Après la révélation de Ciper, les autorités ont attribué cet écart du nombre de décès à des différences dans les critères de comptage : les chiffres envoyés, sous réserve, à l’OMS auraient inclus les décès suspects, qui ne sont pas nécessairement confirmés par un test de laboratoire comme étant causés par le coronavirus. Les chiffres des rapports publiés, quant à eux, ne compteraient que les décès dont la cause avérée est cette maladie.
La vérité est que l’incohérence des rapports a été la goutte d’eau qui a fait déborder le vase. Jaime Mañalich avait déjà été mis en question pour sa stratégie de confinement partiel, qui n’a pas eu l’effet escompté. Au contraire, le virus est hors de contrôle dans le pays. Le mot « échec » dans la conduite de la crise sanitaire prend une force inhabituelle ces jours-ci : en date du 18 juin, le rapport officiel recensait quelque 225 000 personnes infectées et 3841 décès dus à la pandémie. Le Chili est devenu le sixième pays au monde avec le plus grand nombre d’infections par million d’habitants.

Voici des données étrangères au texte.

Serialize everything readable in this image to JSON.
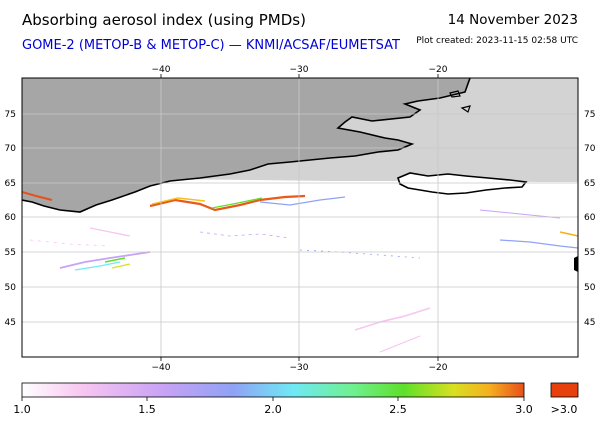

Le confinement total pour le Grand Santiago, en vigueur depuis le 15 mai, a été critiqué pour son retard excessif. Ce jour-là, le gouvernement a fait état de 39 542 cas confirmés dans tout le pays. Cependant, dès le 20 mars, la présidente de l’Ordre des médecins, Izkia Siches, avait demandé au gouvernement de décréter « la fermeture de toute la région métropolitaine [qui comprend le Grand Santiago], en n’autorisant que les services de base de ravitaillement ». À l’époque, le pays comptait 434 cas.
Mais pour qu’un confinement total ait un sens, explique Marco Kremerman, l’État doit protéger les familles les plus pauvres. Et comme ce n’est pas le cas, selon lui, les gens sont obligés de sortir de chez eux pour gagner leur vie, avec le risque évident de contracter la maladie.
« Il est certain que les soupes populaires ne seraient pas nécessaires si le Chili disposait d’un État différent. En tant qu’action solidaire et collective, elles sont irremplaçables, mais il n’y aurait pas cette urgence des soupes populaires liée au fait qu’elles sont presque le seul mécanisme permettant aux ménages de se nourrir », ajoute-t-il.
Selon lui, tant la livraison annoncée par le gouvernement de 2,5 millions de paniers alimentaires à la population la plus vulnérable que le revenu familial d’urgence pour soutenir les travailleurs informels sont des « mesures aveugles » qui ne cherchent pas à apporter une solution structurelle.
L’économiste insiste sur la nécessité d’établir à la place, dans un délai très court, « un revenu de base d’urgence pour se substituer aux revenus ». Il ne peut pas s’agir de primes. Il doit respecter un principe d’universalité, car les critères de ciblage ne fonctionneront pas : cette situation concerne quasiment tous les ménages populaires, et l’utilisation des outils de ciblage de l’État retarderont la distribution de ces revenus. Ils arriveront trop tard et la crise s’aggravera. »
L’autre principe fondamental, selon lui, est celui de la suffisance : « Il ne peut s’agir de montants symboliques, car il s’agit d’une crise sans précédent. L’État doit respecter ses propres critères de mesure, de sorte qu’aucun revenu ne puisse être inférieur au seuil de pauvreté. »
À moyen terme, l’une des propositions de Marco Kremerman s’inscrit dans la lignée du projet de loi présenté par certains députés de l’opposition qui vise à imposer une taxe sur les « super-riches » du pays. De cette façon, pense l’expert, on peut obtenir plus de recettes fiscales et « on peut éviter que la crise ne soit payée que par les mêmes personnes : la classe travailleuse ».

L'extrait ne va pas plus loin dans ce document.